The roots reggae era in the 70’s showed a great number of talents. A bunch of these were picked up by major labels such as Virgin. But the majority of these fine performers went unnoticed outside of Jamaica.
Some of these talents have been rediscovered in the 90’s and in the last couple of years thanks to fine reissue labels such as Blood and Fire, Pressure Sounds and Makasound. There has for example been excellent compilations from the likes of Rod Taylor, Sylford Walker and Prince Alla.
Another one is Little Roy. He started his career in the mid 60’s at Studio One. A few years later he recorded the smashing organ fuelled Bongo Nyah for Lloyd “Matador” Daley.
In the 70’s Little Roy started to produce himself and recorded several excellent tunes that were hard to find up until Pressure Sounds released the superb compilations Tafari Earth Uprising and Packin’ House.
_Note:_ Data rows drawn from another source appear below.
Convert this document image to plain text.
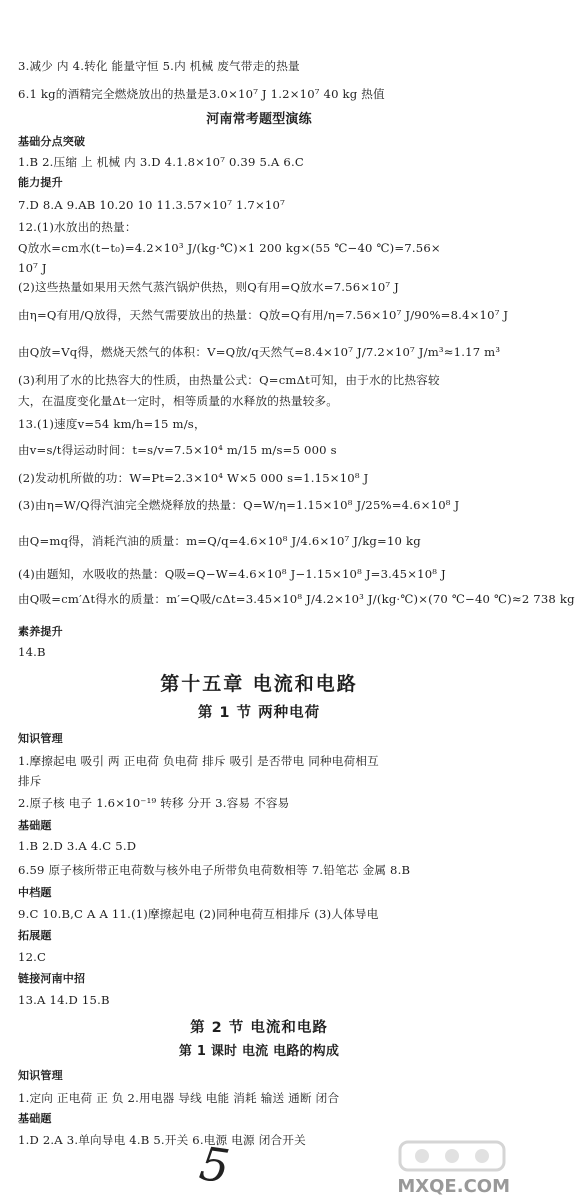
3.减少 内 4.转化 能量守恒 5.内 机械 废气带走的热量
6.1 kg的酒精完全燃烧放出的热量是3.0×10⁷ J 1.2×10⁷ 40 kg 热值
河南常考题型演练
基础分点突破
1.B 2.压缩 上 机械 内 3.D 4.1.8×10⁷ 0.39 5.A 6.C
能力提升
7.D 8.A 9.AB 10.20 10 11.3.57×10⁷ 1.7×10⁷
12.(1)水放出的热量：
Q放水=cm水(t−t₀)=4.2×10³ J/(kg·℃)×1 200 kg×(55 ℃−40 ℃)=7.56×
10⁷ J
(2)这些热量如果用天然气蒸汽锅炉供热，则Q有用=Q放水=7.56×10⁷ J
由η=Q有用/Q放得，天然气需要放出的热量：Q放=Q有用/η=7.56×10⁷ J/90%=8.4×10⁷ J
由Q放=Vq得，燃烧天然气的体积：V=Q放/q天然气=8.4×10⁷ J/7.2×10⁷ J/m³≈1.17 m³
(3)利用了水的比热容大的性质，由热量公式：Q=cmΔt可知，由于水的比热容较
大，在温度变化量Δt一定时，相等质量的水释放的热量较多。
13.(1)速度v=54 km/h=15 m/s，
由v=s/t得运动时间：t=s/v=7.5×10⁴ m/15 m/s=5 000 s
(2)发动机所做的功：W=Pt=2.3×10⁴ W×5 000 s=1.15×10⁸ J
(3)由η=W/Q得汽油完全燃烧释放的热量：Q=W/η=1.15×10⁸ J/25%=4.6×10⁸ J
由Q=mq得，消耗汽油的质量：m=Q/q=4.6×10⁸ J/4.6×10⁷ J/kg=10 kg
(4)由题知，水吸收的热量：Q吸=Q−W=4.6×10⁸ J−1.15×10⁸ J=3.45×10⁸ J
由Q吸=cm′Δt得水的质量：m′=Q吸/cΔt=3.45×10⁸ J/4.2×10³ J/(kg·℃)×(70 ℃−40 ℃)≈2 738 kg
素养提升
14.B
第十五章 电流和电路
第 1 节 两种电荷
知识管理
1.摩擦起电 吸引 两 正电荷 负电荷 排斥 吸引 是否带电 同种电荷相互
排斥
2.原子核 电子 1.6×10⁻¹⁹ 转移 分开 3.容易 不容易
基础题
1.B 2.D 3.A 4.C 5.D
6.59 原子核所带正电荷数与核外电子所带负电荷数相等 7.铅笔芯 金属 8.B
中档题
9.C 10.B,C A A 11.(1)摩擦起电 (2)同种电荷互相排斥 (3)人体导电
拓展题
12.C
链接河南中招
13.A 14.D 15.B
第 2 节 电流和电路
第 1 课时 电流 电路的构成
知识管理
1.定向 正电荷 正 负 2.用电器 导线 电能 消耗 输送 通断 闭合
基础题
1.D 2.A 3.单向导电 4.B 5.开关 6.电源 电源 闭合开关
5	MXQE.COM
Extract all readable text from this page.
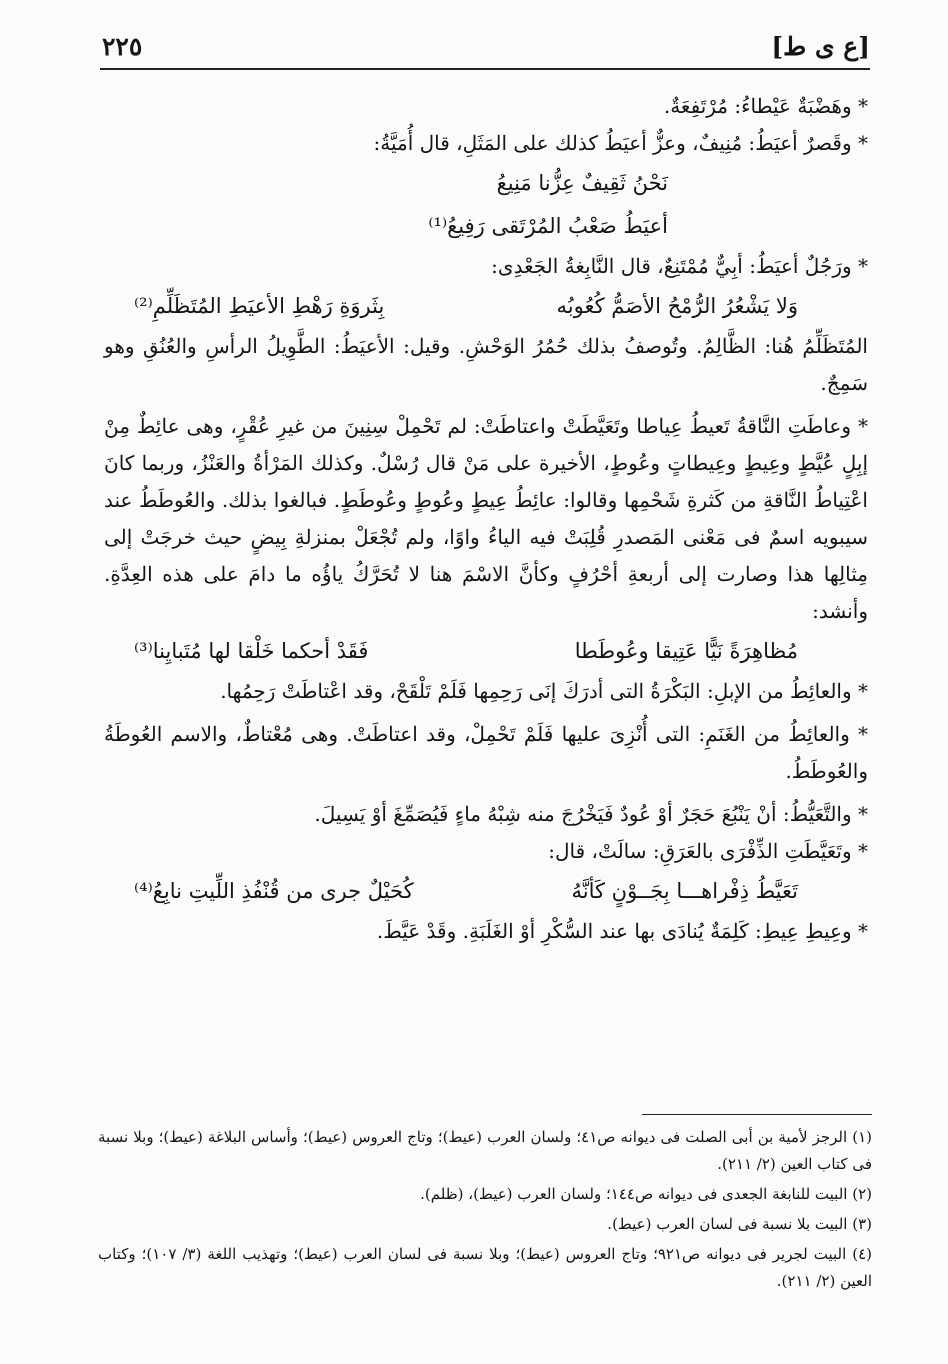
[ع ى ط]
٢٢٥

* وهَضْبَةٌ عَيْطاءُ: مُرْتَفِعَةٌ.

* وقَصرٌ أعيَطُ: مُنِيفٌ، وعزٌّ أعيَطُ كذلك على المَثَلِ، قال أُمَيَّةُ:

نَحْنُ ثَقِيفٌ عِزُّنا مَنِيعُ
أعيَطُ صَعْبُ المُرْتَقى رَفِيعُ⁽¹⁾

* ورَجُلٌ أعيَطُ: أبِيٌّ مُمْتَنِعٌ، قال النَّابِغةُ الجَعْدِى:

وَلا يَشْعُرُ الرُّمْحُ الأصَمُّ كُعُوبُه
بِثَروَةِ رَهْطِ الأعيَطِ المُتَظَلِّمِ⁽²⁾

المُتَظَلِّمُ هُنا: الظَّالِمُ. وتُوصفُ بذلك حُمُرُ الوَحْشِ. وقيل: الأعيَطُ: الطَّوِيلُ الرأسِ والعُنُقِ وهو سَمِجٌ.

* وعاطَتِ النَّاقةُ تَعيطُ عِياطا وتَعَيَّطَتْ واعتاطَتْ: لم تَحْمِلْ سِنِينَ من غيرِ عُقْرٍ، وهى عائِطٌ مِنْ إبِلٍ عُيَّطٍ وعِيطٍ وعِيطاتٍ وعُوطٍ، الأخيرة على مَنْ قال رُسْلٌ. وكذلك المَرْأةُ والعَنْزُ، وربما كانَ اعْتِياطُ النَّاقةِ من كَثرةِ شَحْمِها وقالوا: عائِطُ عِيطٍ وعُوطٍ وعُوطَطٍ. فبالغوا بذلك. والعُوطَطُ عند سيبويه اسمٌ فى مَعْنى المَصدرِ قُلِبَتْ فيه الياءُ واوًا، ولم تُجْعَلْ بمنزلةِ بِيضٍ حيث خرجَتْ إلى مِثالِها هذا وصارت إلى أربعةِ أحْرُفٍ وكأنَّ الاسْمَ هنا لا تُحَرَّكُ ياؤُه ما دامَ على هذه العِدَّةِ. وأنشد:

مُظاهِرَةً نَيًّا عَتِيقا وعُوطَطا
فَقَدْ أحكما خَلْقا لها مُتَبايِنا⁽³⁾

* والعائِطُ من الإبلِ: البَكْرَةُ التى أدرَكَ إنَى رَحِمِها فَلَمْ تَلْقَحْ، وقد اعْتاطَتْ رَحِمُها.

* والعائِطُ من الغَنَمِ: التى أُنْزِىَ عليها فَلَمْ تَحْمِلْ، وقد اعتاطَتْ. وهى مُعْتاطٌ، والاسم العُوطَةُ والعُوطَطُ.

* والتَّعَيُّطُ: أنْ يَنْبُعَ حَجَرٌ أوْ عُودٌ فَيَخْرُجَ منه شِبْهُ ماءٍ فَيُصَمِّغَ أوْ يَسِيلَ.

* وتَعَيَّطَتِ الذِّفْرَى بالعَرَقِ: سالَتْ، قال:

تَعَيَّطُ ذِفْراهـــا بِجَــوْنٍ كَأنَّهُ
كُحَيْلٌ جرى من قُنْفُذِ اللِّيتِ نابِعُ⁽⁴⁾

* وعِيطِ عِيطِ: كَلِمَةٌ يُنادَى بها عند السُّكْرِ أوْ الغَلَبَةِ. وقَدْ عَيَّطَ.

(١) الرجز لأمية بن أبى الصلت فى ديوانه ص٤١؛ ولسان العرب (عيط)؛ وتاج العروس (عيط)؛ وأساس البلاغة (عيط)؛ وبلا نسبة فى كتاب العين (٢/ ٢١١).

(٢) البيت للنابغة الجعدى فى ديوانه ص١٤٤؛ ولسان العرب (عيط)، (ظلم).

(٣) البيت بلا نسبة فى لسان العرب (عيط).

(٤) البيت لجرير فى ديوانه ص٩٢١؛ وتاج العروس (عيط)؛ وبلا نسبة فى لسان العرب (عيط)؛ وتهذيب اللغة (٣/ ١٠٧)؛ وكتاب العين (٢/ ٢١١).
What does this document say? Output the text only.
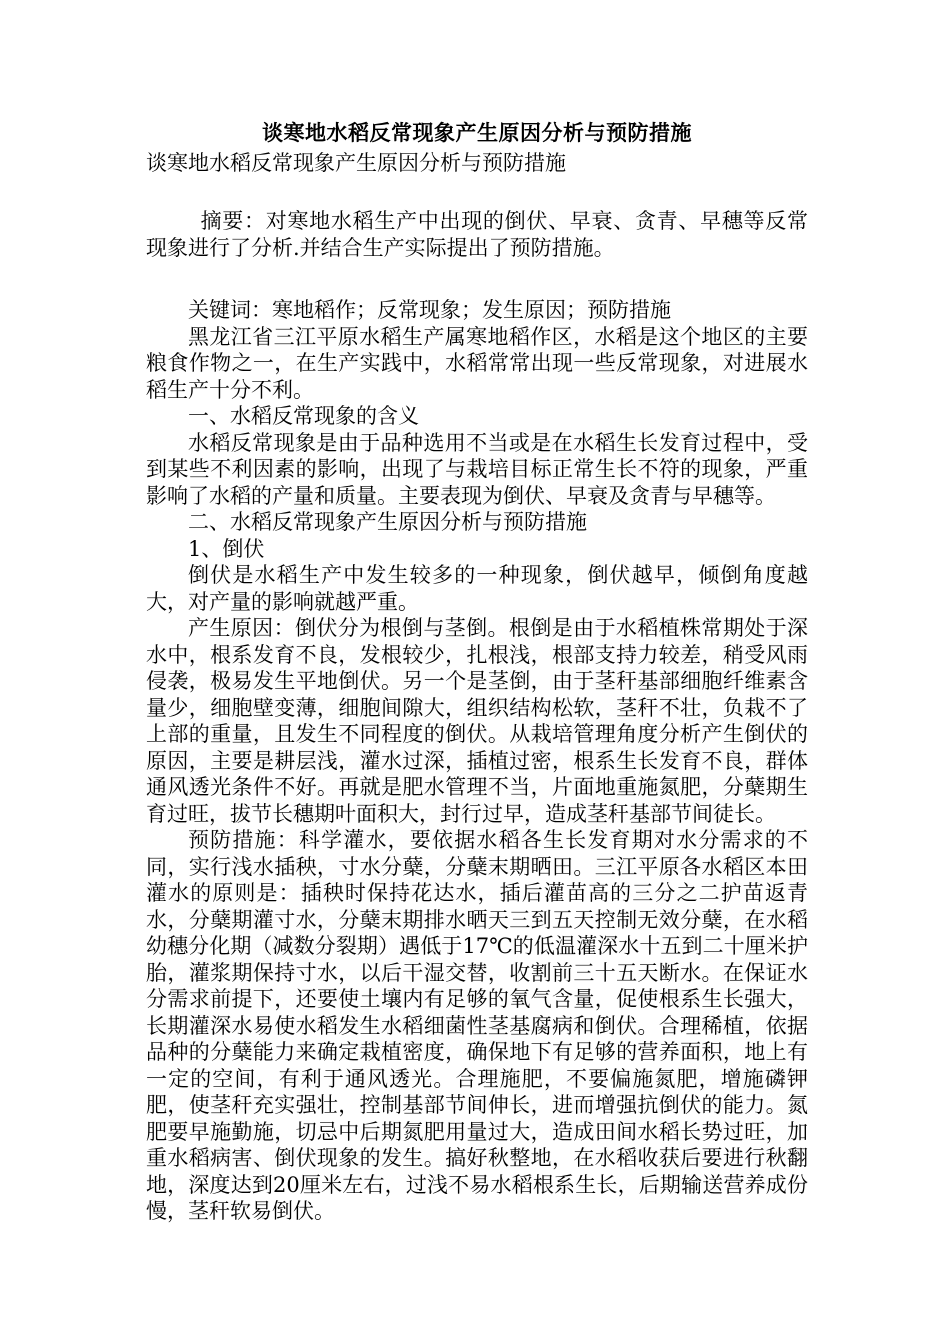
谈寒地水稻反常现象产生原因分析与预防措施

谈寒地水稻反常现象产生原因分析与预防措施

摘要：对寒地水稻生产中出现的倒伏、早衰、贪青、早穗等反常现象进行了分析.并结合生产实际提出了预防措施。

关键词：寒地稻作；反常现象；发生原因；预防措施

黑龙江省三江平原水稻生产属寒地稻作区，水稻是这个地区的主要粮食作物之一，在生产实践中，水稻常常出现一些反常现象，对进展水稻生产十分不利。

一、水稻反常现象的含义

水稻反常现象是由于品种选用不当或是在水稻生长发育过程中，受到某些不利因素的影响，出现了与栽培目标正常生长不符的现象，严重影响了水稻的产量和质量。主要表现为倒伏、早衰及贪青与早穗等。

二、水稻反常现象产生原因分析与预防措施

1、倒伏

倒伏是水稻生产中发生较多的一种现象，倒伏越早，倾倒角度越大，对产量的影响就越严重。

产生原因：倒伏分为根倒与茎倒。根倒是由于水稻植株常期处于深水中，根系发育不良，发根较少，扎根浅，根部支持力较差，稍受风雨侵袭，极易发生平地倒伏。另一个是茎倒，由于茎秆基部细胞纤维素含量少，细胞壁变薄，细胞间隙大，组织结构松软，茎秆不壮，负栽不了上部的重量，且发生不同程度的倒伏。从栽培管理角度分析产生倒伏的原因，主要是耕层浅，灌水过深，插植过密，根系生长发育不良，群体通风透光条件不好。再就是肥水管理不当，片面地重施氮肥，分蘖期生育过旺，拔节长穗期叶面积大，封行过早，造成茎秆基部节间徒长。

预防措施：科学灌水，要依据水稻各生长发育期对水分需求的不同，实行浅水插秧，寸水分蘖，分蘖末期晒田。三江平原各水稻区本田灌水的原则是：插秧时保持花达水，插后灌苗高的三分之二护苗返青水，分蘖期灌寸水，分蘖末期排水晒天三到五天控制无效分蘖，在水稻幼穗分化期（减数分裂期）遇低于17℃的低温灌深水十五到二十厘米护胎，灌浆期保持寸水，以后干湿交替，收割前三十五天断水。在保证水分需求前提下，还要使土壤内有足够的氧气含量，促使根系生长强大，长期灌深水易使水稻发生水稻细菌性茎基腐病和倒伏。合理稀植，依据品种的分蘖能力来确定栽植密度，确保地下有足够的营养面积，地上有一定的空间，有利于通风透光。合理施肥，不要偏施氮肥，增施磷钾肥，使茎秆充实强壮，控制基部节间伸长，进而增强抗倒伏的能力。氮肥要早施勤施，切忌中后期氮肥用量过大，造成田间水稻长势过旺，加重水稻病害、倒伏现象的发生。搞好秋整地，在水稻收获后要进行秋翻地，深度达到20厘米左右，过浅不易水稻根系生长，后期输送营养成份慢，茎秆软易倒伏。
These two albums showcase an extraordinary talent whose rough, emotive delivery and insightful lyrics draws Winston “Pipe” Matthews and Joe Higgs to mind.
Little Roy hasn’t been the most productive reggae artist. He was largely anonymous in the 80’s and recorded sparsely in the 90’s. In 2005 he dropped his latest album Children of the Most High, an album that contained re-recorded version of his previous output. He has also worked with producer and engineer Mike Pelanconi for the Prince Fatty project.
His new album Heat, that hit the streets Friday March 18, is in the same vein and contains 12 tunes, where of eleven are reworkings.
Heat is an overall nice effort, especially the title track and Jah Can Count On I, a tune that Freddie McGregor versioned on his self titled album. It’s a mystery though why Tribal War isn’t re-recorded. This roots classic has been versioned several times, recently by Nas & Damian Marley for the wicked Tribes at War.
Hopefully Heat can draw attention to Little Roy’s original material so that he can get the credit he deserves.